Stalin portraits go on displays in Donetsk.

Portraits of former Soviet dictator Joseph Stalin emerged on displays in the center of Donetsk, the pro-russian rebel capital of eastern Ukraine.
as the separatist authorities fuel a mood of Soviet nostalgia.

The rebels revive Soviet customs to cement their Moscow-backed rule and fuel a mood of Soviet nostalgia.

The horrors of Stalin's repressions and the deaths of up to five million Ukrainians in the 1930s due to famine caused by forced collectivization go unmentioned.

The Donetsk rebel leader Alexander Zakharchenko told AFP how he regretted the break-up of the Soviet Union.

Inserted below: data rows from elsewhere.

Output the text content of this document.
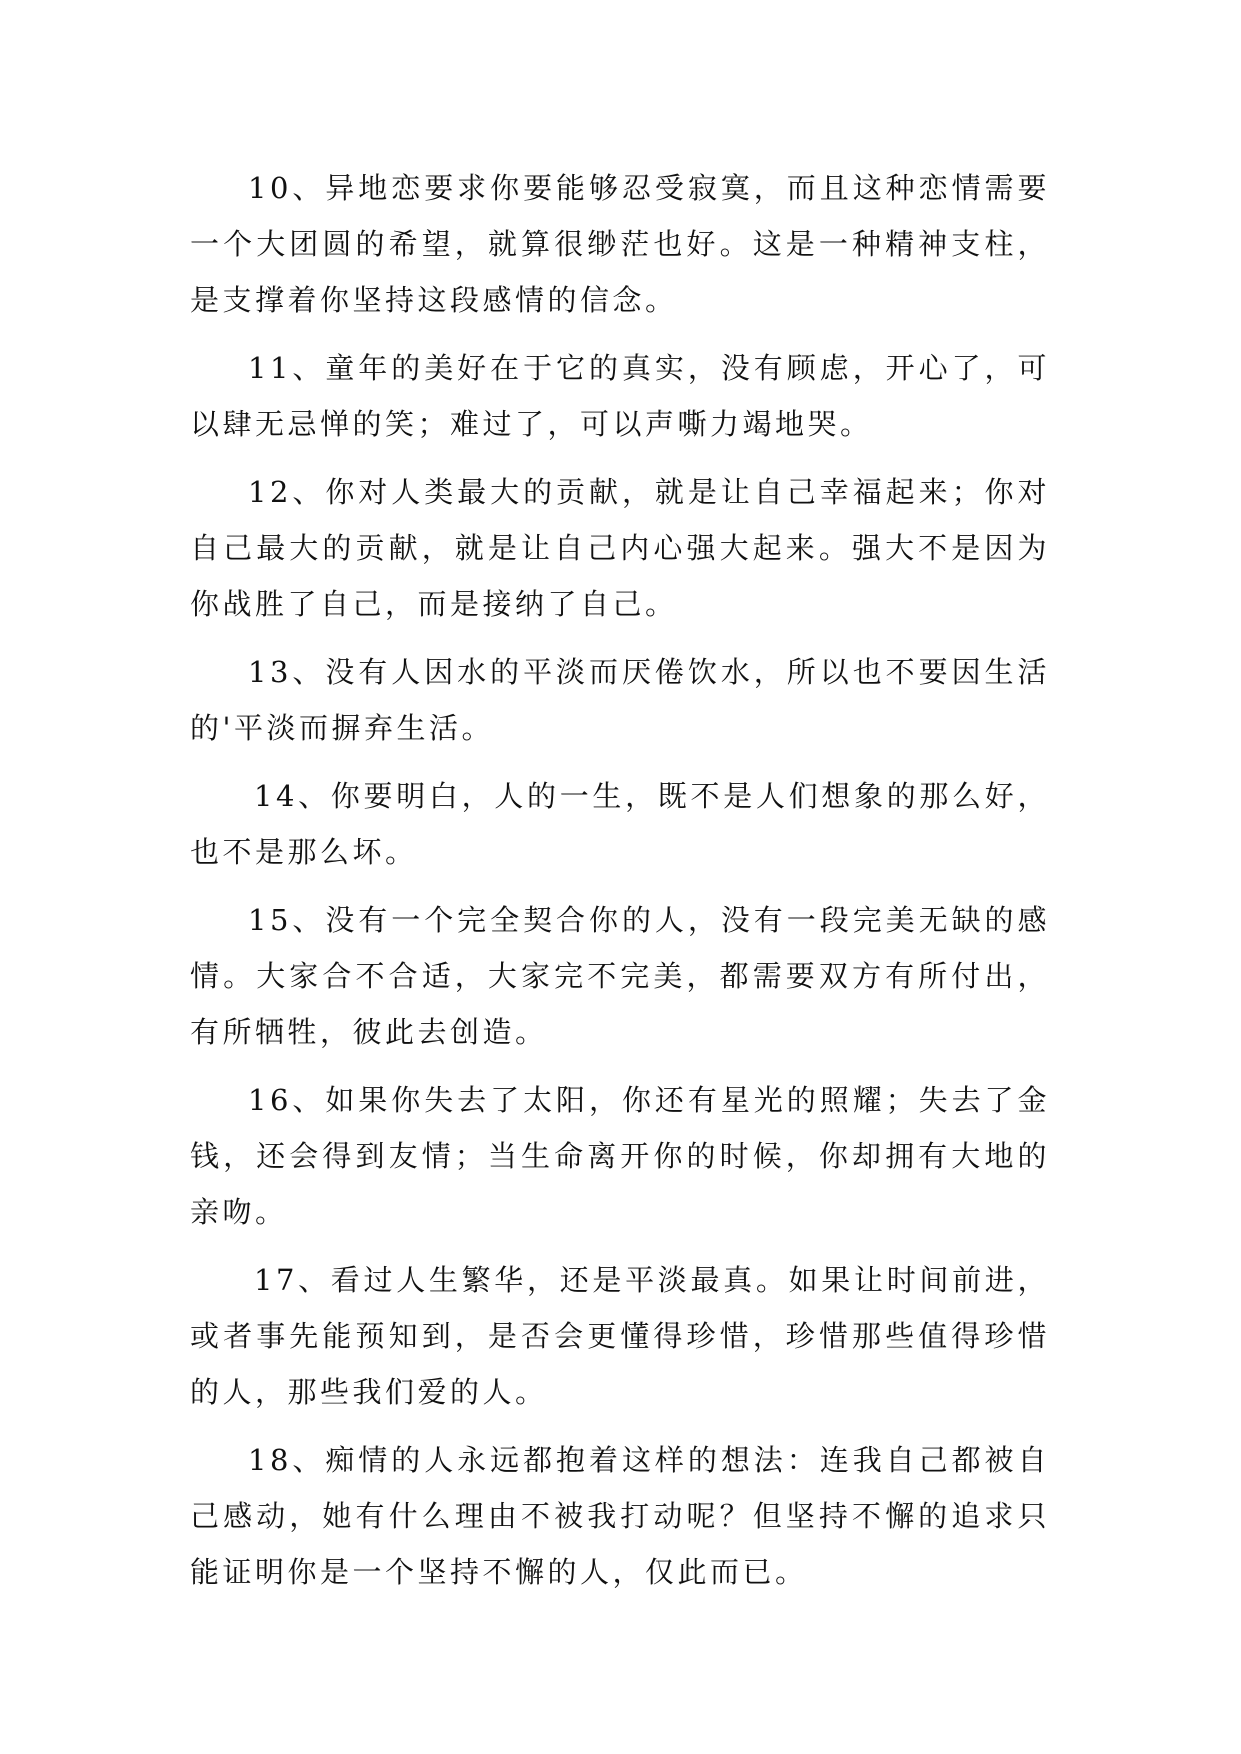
10、异地恋要求你要能够忍受寂寞，而且这种恋情需要一个大团圆的希望，就算很缈茫也好。这是一种精神支柱，是支撑着你坚持这段感情的信念。

11、童年的美好在于它的真实，没有顾虑，开心了，可以肆无忌惮的笑；难过了，可以声嘶力竭地哭。

12、你对人类最大的贡献，就是让自己幸福起来；你对自己最大的贡献，就是让自己内心强大起来。强大不是因为你战胜了自己，而是接纳了自己。

13、没有人因水的平淡而厌倦饮水，所以也不要因生活的'平淡而摒弃生活。

14、你要明白，人的一生，既不是人们想象的那么好，也不是那么坏。

15、没有一个完全契合你的人，没有一段完美无缺的感情。大家合不合适，大家完不完美，都需要双方有所付出，有所牺牲，彼此去创造。

16、如果你失去了太阳，你还有星光的照耀；失去了金钱，还会得到友情；当生命离开你的时候，你却拥有大地的亲吻。

17、看过人生繁华，还是平淡最真。如果让时间前进，或者事先能预知到，是否会更懂得珍惜，珍惜那些值得珍惜的人，那些我们爱的人。

18、痴情的人永远都抱着这样的想法：连我自己都被自己感动，她有什么理由不被我打动呢？但坚持不懈的追求只能证明你是一个坚持不懈的人，仅此而已。
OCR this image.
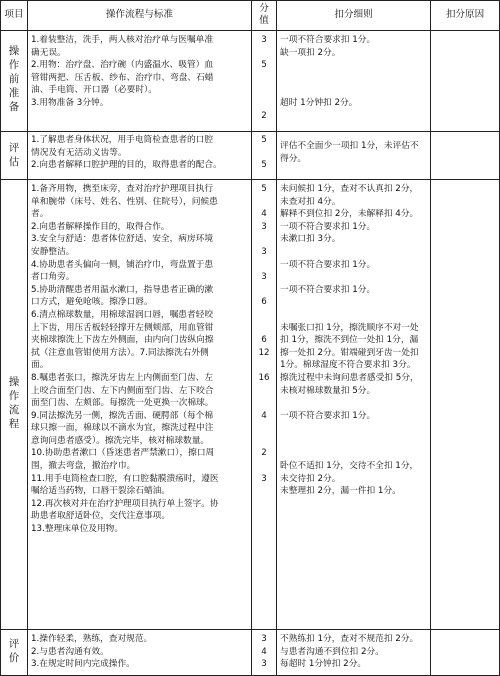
项目	操作流程与标准
分
值
扣分细则	扣分原因
操 作 前 准 备
1.着装整洁，洗手，两人核对治疗单与医嘱单准
确无误。
2.用物：治疗盘、治疗碗（内盛温水、吸管）血
管钳两把、压舌板、纱布、治疗巾、弯盘、石蜡
油、手电筒、开口器（必要时）。
3.用物准备 3分钟。
3

5

2
一项不符合要求扣 1分。
缺一项扣 2分。

超时 1分钟扣 2分。
评 估
1.了解患者身体状况，用手电筒检查患者的口腔
情况及有无活动义齿等。
2.向患者解释口腔护理的目的，取得患者的配合。
5

5
评估不全面少一项扣 1分，未评估不
得分。
操 作 流 程
1.备齐用物，携至床旁，查对治疗护理项目执行
单和腕带（床号、姓名、性别、住院号），问候患
者。
2.向患者解释操作目的，取得合作。
3.安全与舒适：患者体位舒适、安全，病房环境
安静整洁。
4.协助患者头偏向一侧，铺治疗巾，弯盘置于患
者口角旁。
5.协助清醒患者用温水漱口，指导患者正确的漱
口方式，避免呛咳。擦净口唇。
6.清点棉球数量，用棉球湿润口唇，嘱患者轻咬
上下齿，用压舌板轻轻撑开左侧颊部，用血管钳
夹棉球擦洗上下齿左外侧面，由内向门齿纵向擦
拭（注意血管钳使用方法）。7.同法擦洗右外侧
面。
8.嘱患者张口，擦洗牙齿左上内侧面至门齿、左
上咬合面至门齿、左下内侧面至门齿、左下咬合
面至门齿、左颊部。每擦洗一处更换一次棉球。
9.同法擦洗另一侧，擦洗舌面、硬腭部（每个棉
球只擦一面，棉球以不滴水为宜，擦洗过程中注
意询问患者感受）。擦洗完毕，核对棉球数量。
10.协助患者漱口（昏迷患者严禁漱口），擦口周
围，撤去弯盘，撤治疗巾。
11.用手电筒检查口腔，有口腔黏膜溃疡时，遵医
嘱给适当药物，口唇干裂涂石蜡油。
12.再次核对并在治疗护理项目执行单上签字。协
助患者取舒适卧位，交代注意事项。
13.整理床单位及用物。
5

4
3

3

3

6

6
12

16

4

2

3
未问候扣 1分，查对不认真扣 2分，
未查对扣 4分。
解释不到位扣 2分，未解释扣 4分。
一项不符合要求扣 1分。
未漱口扣 3分。

一项不符合要求扣 1分。

一项不符合要求扣 1分。

未嘱张口扣 1分，擦洗顺序不对一处
扣 1分，擦洗不到位一处扣 1分，漏
擦一处扣 2分。钳端碰到牙齿一处扣
1分。棉球湿度不符合要求扣 3分。
擦洗过程中未询问患者感受扣 5分，
未核对棉球数量扣 5分。

一项不符合要求扣 1分。

卧位不适扣 1分，交待不全扣 1分，
未交待扣 2分。
未整理扣 2分，漏一件扣 1分。
评 价
1.操作轻柔，熟练，查对规范。
2.与患者沟通有效。
3.在规定时间内完成操作。
3
4
3
不熟练扣 1分，查对不规范扣 2分。
与患者沟通不到位扣 2分。
每超时 1分钟扣 2分。
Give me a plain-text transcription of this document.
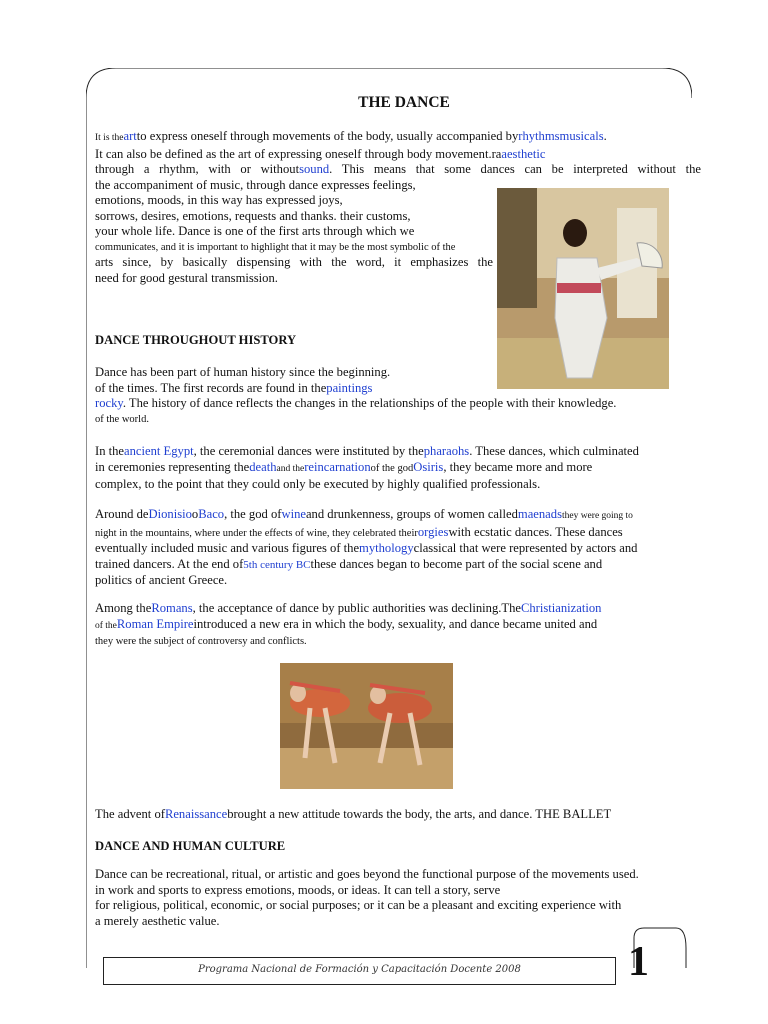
THE DANCE
It is theartto express oneself through movements of the body, usually accompanied byrhythmsmusicals.
It can also be defined as the art of expressing oneself through body movement.raaesthetic
through a rhythm, with or withoutsound. This means that some dances can be interpreted without the
the accompaniment of music, through dance expresses feelings,
emotions, moods, in this way has expressed joys,
sorrows, desires, emotions, requests and thanks. their customs,
your whole life. Dance is one of the first arts through which we
communicates, and it is important to highlight that it may be the most symbolic of the
arts since, by basically dispensing with the word, it emphasizes the
need for good gestural transmission.
DANCE THROUGHOUT HISTORY
Dance has been part of human history since the beginning.
of the times. The first records are found in thepaintings
rocky. The history of dance reflects the changes in the relationships of the people with their knowledge.
of the world.
In theancient Egypt, the ceremonial dances were instituted by thepharaohs. These dances, which culminated
in ceremonies representing thedeathand thereincarnationof the godOsiris, they became more and more
complex, to the point that they could only be executed by highly qualified professionals.
Around deDionisiooBaco, the god ofwineand drunkenness, groups of women calledmaenadsthey were going to
night in the mountains, where under the effects of wine, they celebrated theirorgieswith ecstatic dances. These dances
eventually included music and various figures of themythologyclassical that were represented by actors and
trained dancers. At the end of5th century BCthese dances began to become part of the social scene and
politics of ancient Greece.
Among theRomans, the acceptance of dance by public authorities was declining.TheChristianization
of theRoman Empireintroduced a new era in which the body, sexuality, and dance became united and
they were the subject of controversy and conflicts.
The advent ofRenaissancebrought a new attitude towards the body, the arts, and dance. THE BALLET
DANCE AND HUMAN CULTURE
Dance can be recreational, ritual, or artistic and goes beyond the functional purpose of the movements used.
in work and sports to express emotions, moods, or ideas. It can tell a story, serve
for religious, political, economic, or social purposes; or it can be a pleasant and exciting experience with
a merely aesthetic value.
Programa Nacional de Formación y Capacitación Docente 2008	1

"The Soviet Union was a great country and it was a huge mistake that it was destroyed by the CIA and other secret services," said the 39-year-old former field commander who prefers to dress in camouflage gear.

"Europe and other countries were scared stiff of us."

The Donetsk rebels' deputy defense minister Eduard Basurin wears a badge with Stalin's profile on his uniform.

This new cult of Stalin revives the memories in Donetsk, a coal-mining city that was formerly known as Stalino.

Such reverence for Stalin contrasts with Ukraine's pro-Western government, which in May passed laws making it illegal to display Soviet symbols, as it does Nazi swastikas.